The relentless search for snow on Christmas
A mom misses the frosty holidays of her youth and covers the miles, and the bed of her truck, to make snowy memories for her own sons.
Charlie Neibergall/AP
There’s only one Christmas from my childhood where I don’t remember snow. In Anchorage, Alaska, at the end of January, you can pretty much guarantee a white coating on the ground. Even if a fresh snowfall isn’t ready, the trees might be heavy with hoar frost as picturesque as any festive painting.
For the last fifteen years, I have lived in Arizona. My husband and I spent our first Thanksgiving in the backyard under stunning sun, feasting on smoked turkey and twice baked potatoes. Christmas is usually not shorts weather, but it's close. Blinking lights are still lovely when you drive around at night, but Santa hats on cactuses still don’t cut it for me.
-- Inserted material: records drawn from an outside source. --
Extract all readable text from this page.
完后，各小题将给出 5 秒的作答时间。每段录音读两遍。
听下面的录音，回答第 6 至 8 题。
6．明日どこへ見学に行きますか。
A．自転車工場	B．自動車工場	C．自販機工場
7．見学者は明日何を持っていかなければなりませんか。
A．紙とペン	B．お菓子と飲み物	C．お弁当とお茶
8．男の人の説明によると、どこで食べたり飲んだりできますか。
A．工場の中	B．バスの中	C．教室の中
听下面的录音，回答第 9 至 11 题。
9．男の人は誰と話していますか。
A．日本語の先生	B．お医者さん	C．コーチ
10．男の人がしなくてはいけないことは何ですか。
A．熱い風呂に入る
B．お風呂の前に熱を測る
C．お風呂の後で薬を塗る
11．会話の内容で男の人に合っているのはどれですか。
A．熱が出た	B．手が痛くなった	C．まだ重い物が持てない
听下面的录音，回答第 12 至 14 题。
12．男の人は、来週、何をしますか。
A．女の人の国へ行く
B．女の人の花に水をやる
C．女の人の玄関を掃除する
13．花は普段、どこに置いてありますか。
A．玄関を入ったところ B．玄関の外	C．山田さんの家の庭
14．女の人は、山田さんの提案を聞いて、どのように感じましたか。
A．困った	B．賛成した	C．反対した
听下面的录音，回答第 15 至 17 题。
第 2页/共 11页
We have a winter tradition in our family, starting when I was pregnant with our second child. We go visit some snow every year, usually the week between Christmas and New Year’s. The first time Cole touched snow at age three, he cried because he thought the snow was burning him. I laughed at the idea my son didn’t understand the concept of cold or freezing; all he could relate to was burning. But anyone who’s had frostbite or been struck by an icy packed snowball knows that those crystals really do burn with cold.
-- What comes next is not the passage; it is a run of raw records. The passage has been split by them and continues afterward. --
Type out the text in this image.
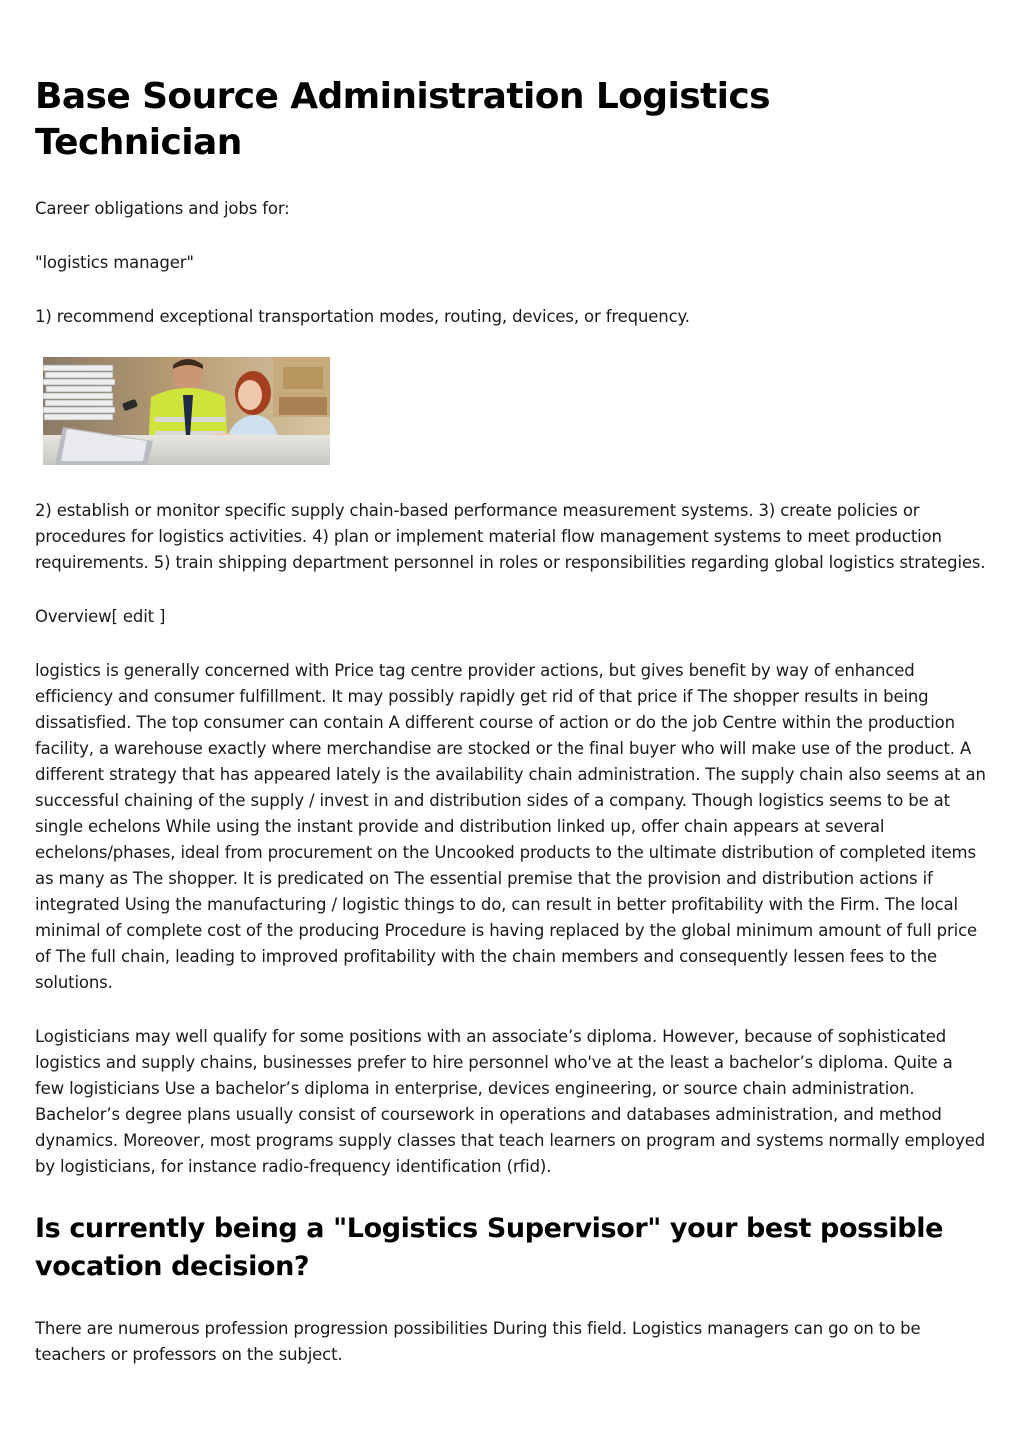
Base Source Administration Logistics Technician

Career obligations and jobs for:

"logistics manager"

1) recommend exceptional transportation modes, routing, devices, or frequency.

2) establish or monitor specific supply chain-based performance measurement systems. 3) create policies or procedures for logistics activities. 4) plan or implement material flow management systems to meet production requirements. 5) train shipping department personnel in roles or responsibilities regarding global logistics strategies.

Overview[ edit ]

logistics is generally concerned with Price tag centre provider actions, but gives benefit by way of enhanced efficiency and consumer fulfillment. It may possibly rapidly get rid of that price if The shopper results in being dissatisfied. The top consumer can contain A different course of action or do the job Centre within the production facility, a warehouse exactly where merchandise are stocked or the final buyer who will make use of the product. A different strategy that has appeared lately is the availability chain administration. The supply chain also seems at an successful chaining of the supply / invest in and distribution sides of a company. Though logistics seems to be at single echelons While using the instant provide and distribution linked up, offer chain appears at several echelons/phases, ideal from procurement on the Uncooked products to the ultimate distribution of completed items as many as The shopper. It is predicated on The essential premise that the provision and distribution actions if integrated Using the manufacturing / logistic things to do, can result in better profitability with the Firm. The local minimal of complete cost of the producing Procedure is having replaced by the global minimum amount of full price of The full chain, leading to improved profitability with the chain members and consequently lessen fees to the solutions.

Logisticians may well qualify for some positions with an associate’s diploma. However, because of sophisticated logistics and supply chains, businesses prefer to hire personnel who've at the least a bachelor’s diploma. Quite a few logisticians Use a bachelor’s diploma in enterprise, devices engineering, or source chain administration. Bachelor’s degree plans usually consist of coursework in operations and databases administration, and method dynamics. Moreover, most programs supply classes that teach learners on program and systems normally employed by logisticians, for instance radio-frequency identification (rfid).

Is currently being a "Logistics Supervisor" your best possible vocation decision?

There are numerous profession progression possibilities During this field. Logistics managers can go on to be teachers or professors on the subject.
Before driving the four hours across southern Arizona, back to our home, we had a brilliant idea. We drove our Nissan pickup as far up Mount Lemon as possible on the slippery roads and filled the bed with snow. We had no shovel of course, this being a whim, so my husband hefted chunks of sand dusted snow into the back. Over and over again, till we had a full load compressed in. And we headed out. The snow melted a bit as we left the higher elevation and some blew out on the freeway. But back home we had enough to unload and build a snowman on the grassy front lawn.
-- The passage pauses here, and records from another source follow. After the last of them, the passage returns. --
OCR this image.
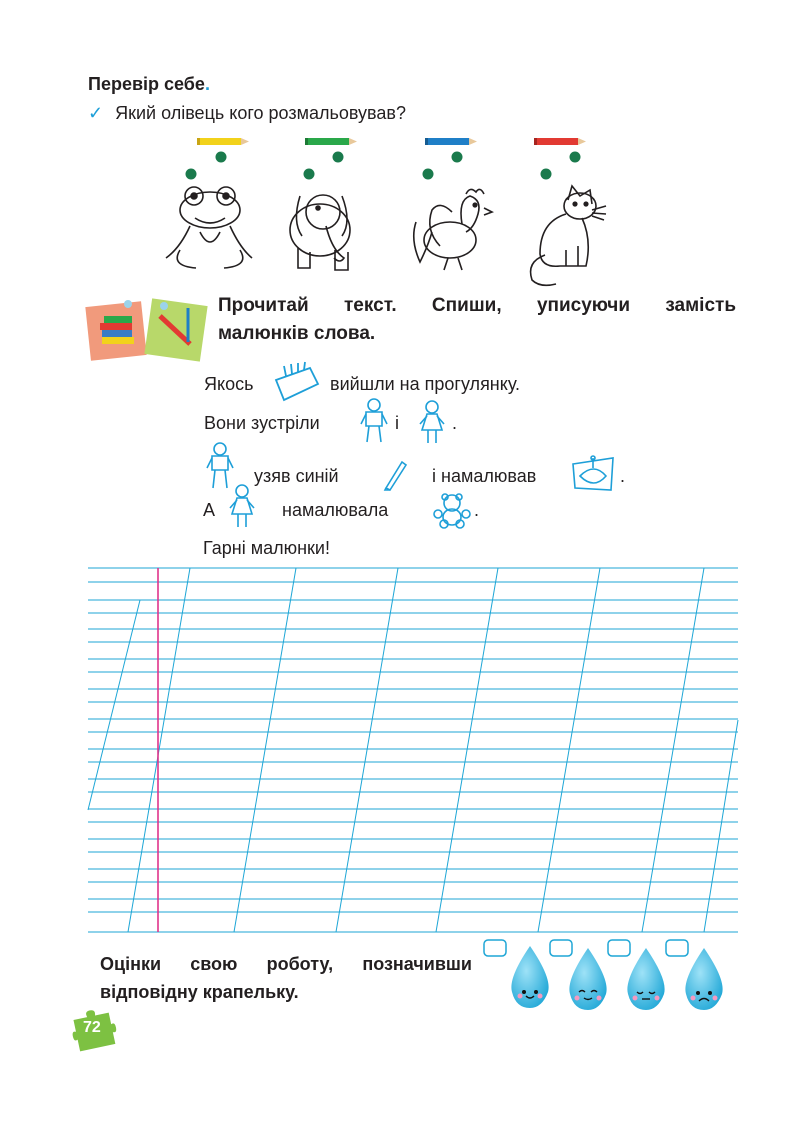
Перевір себе.
✓ Який олівець кого розмальовував?
Прочитай текст. Спиши, уписуючи замість
малюнків слова.
Якось	вийшли на прогулянку.
Вони зустріли	і	.
узяв синій	і намалював	.
А	намалювала	.
Гарні малюнки!
Оцінки свою роботу, позначивши
відповідну крапельку.
72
Our son was enchanted, finding eucalyptus sticks for arms and rocks for eyes. Neighbors stopped to take pictures for days, as our desert snowman shrunk smaller and smaller in the winter sun. He melted proportionately, no head falling off to ruin the effect. Day by day there was less and less snow, till the next weekend when we were left with a snowball sized dirt clod with only an icy center, right outside the front door.
We’ve gone to visit family in Utah and Idaho some years. When my brother was in college we took his kids past Palm Springs, up the mountain to Idyllwild, California. Our first day we had to hike to find just a little snow. The next morning we woke up to a perfect white wonderland, with fresh dry snow coming down. With borrowed snowsuits for the kids, including a pink and white checked one for the littlest boy, we frolicked and froze right in our cabin parking lot. Snowballs, snow angels, catching flakes on our eyelashes and tongues, I finally got to share the memories of my childhood with my own kids.
These snatches of winter weather only come around once a year, but are one of our favorite family traditions. We step outside our comfortable desert life to be transported to a fantasy world for just a moment of fun, without the worries of shovels or traffic accidents, power outages or snow blowers.